- Numeric values: Length values for specifying e.g. element width, border thickness, or font size, and unitless integers for specifying e.g. relative line width or number of times to run an animation.
- Percentages: Can also be used to specify size or length — relative to a parent container’s width or height for example, or the default font-size. These are often to facilitate responsive design (e.g. creating “liquid layouts”, which automatically adjust to fit on different screen sizes).
- Colors: For specifying background colors, text colors, etc.
- Functions: For specifying e.g. background images or background image gradients.
Pixels (px) are referred to as absolute units because they will always be the same size regardless of any other related settings. Other absolute units are as follows:
- q, mm, cm, in: Quarter millimeters, millimeters, centimeters, or inches.
- pt, pc: Points (1/72 of an inch) or picas (12 points.)
You probably won’t use any of these very often except pixels.
There are also relative units, which are relative to the current element’s font-size or viewport size:
- em: 1em is the same as the font-size of the current element. The default base font-size given to web pages by web browsers before CSS styling is applied is 16 pixels, which means the computed value of 1em is 16 pixels for an element by default. But beware — font sizes are inherited by elements from their parents, so if different font sizes have been set on parent elements, the pixel equivalent of an em can start to become complicated. Don’t worry too much about this for now — we’ll cover inheritance and font-sizing in more detail in later articles and modules. em are the most common relative unit you’ll use in web development.
- ex, ch: Respectively these are the height of a lower case x, and the width of the number 0. These are not as commonly used or well-supported as em.

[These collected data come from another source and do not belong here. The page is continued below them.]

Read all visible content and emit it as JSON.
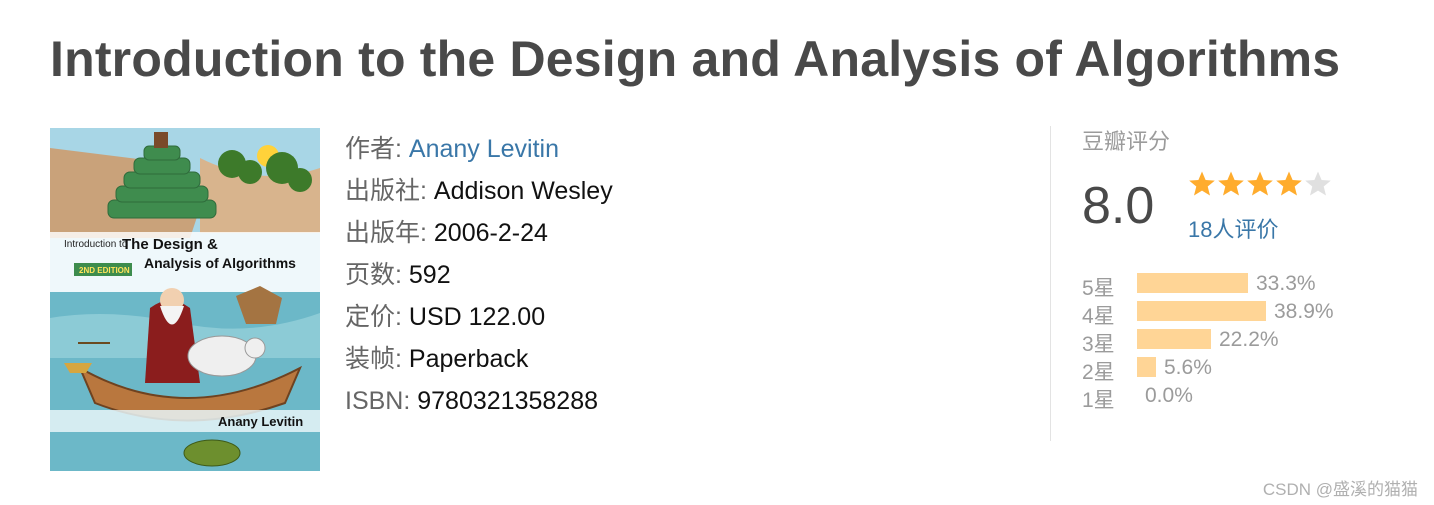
{
  "book": {
    "title": "Introduction to the Design and Analysis of Algorithms",
    "cover": {
      "top_line": "Introduction to",
      "title_line1": "The Design &",
      "title_line2": "Analysis of Algorithms",
      "edition": "2ND EDITION",
      "author": "Anany Levitin"
    },
    "info": [
      {
        "key": "作者:",
        "value": "Anany Levitin",
        "link": true
      },
      {
        "key": "出版社:",
        "value": "Addison Wesley",
        "link": false
      },
      {
        "key": "出版年:",
        "value": "2006-2-24",
        "link": false
      },
      {
        "key": "页数:",
        "value": "592",
        "link": false
      },
      {
        "key": "定价:",
        "value": "USD 122.00",
        "link": false
      },
      {
        "key": "装帧:",
        "value": "Paperback",
        "link": false
      },
      {
        "key": "ISBN:",
        "value": "9780321358288",
        "link": false
      }
    ]
  },
  "rating": {
    "label": "豆瓣评分",
    "score": "8.0",
    "stars_filled": 4,
    "stars_total": 5,
    "count_text": "18人评价",
    "distribution": [
      {
        "label": "5星",
        "percent_text": "33.3%",
        "percent": 33.3
      },
      {
        "label": "4星",
        "percent_text": "38.9%",
        "percent": 38.9
      },
      {
        "label": "3星",
        "percent_text": "22.2%",
        "percent": 22.2
      },
      {
        "label": "2星",
        "percent_text": "5.6%",
        "percent": 5.6
      },
      {
        "label": "1星",
        "percent_text": "0.0%",
        "percent": 0.0
      }
    ],
    "colors": {
      "star": "#ffac2d",
      "star_empty": "#e0e0e0",
      "bar": "#ffd596"
    }
  },
  "watermark": "CSDN @盛溪的猫猫"
}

- rem: The rem (root em) works in exactly the same way as the em, except that it will always equal the size of the default base font-size; inherited font sizes will have no effect, so this sounds like a much better option than em, although rems don’t work in older versions of Internet Explorer (see more about cross-browser support in Debugging CSS.)
- vw, vh: Respectively these are 1/100th of the width of the viewport, and 1/100th of the height of the viewport. Again, these are not as widely supported as em.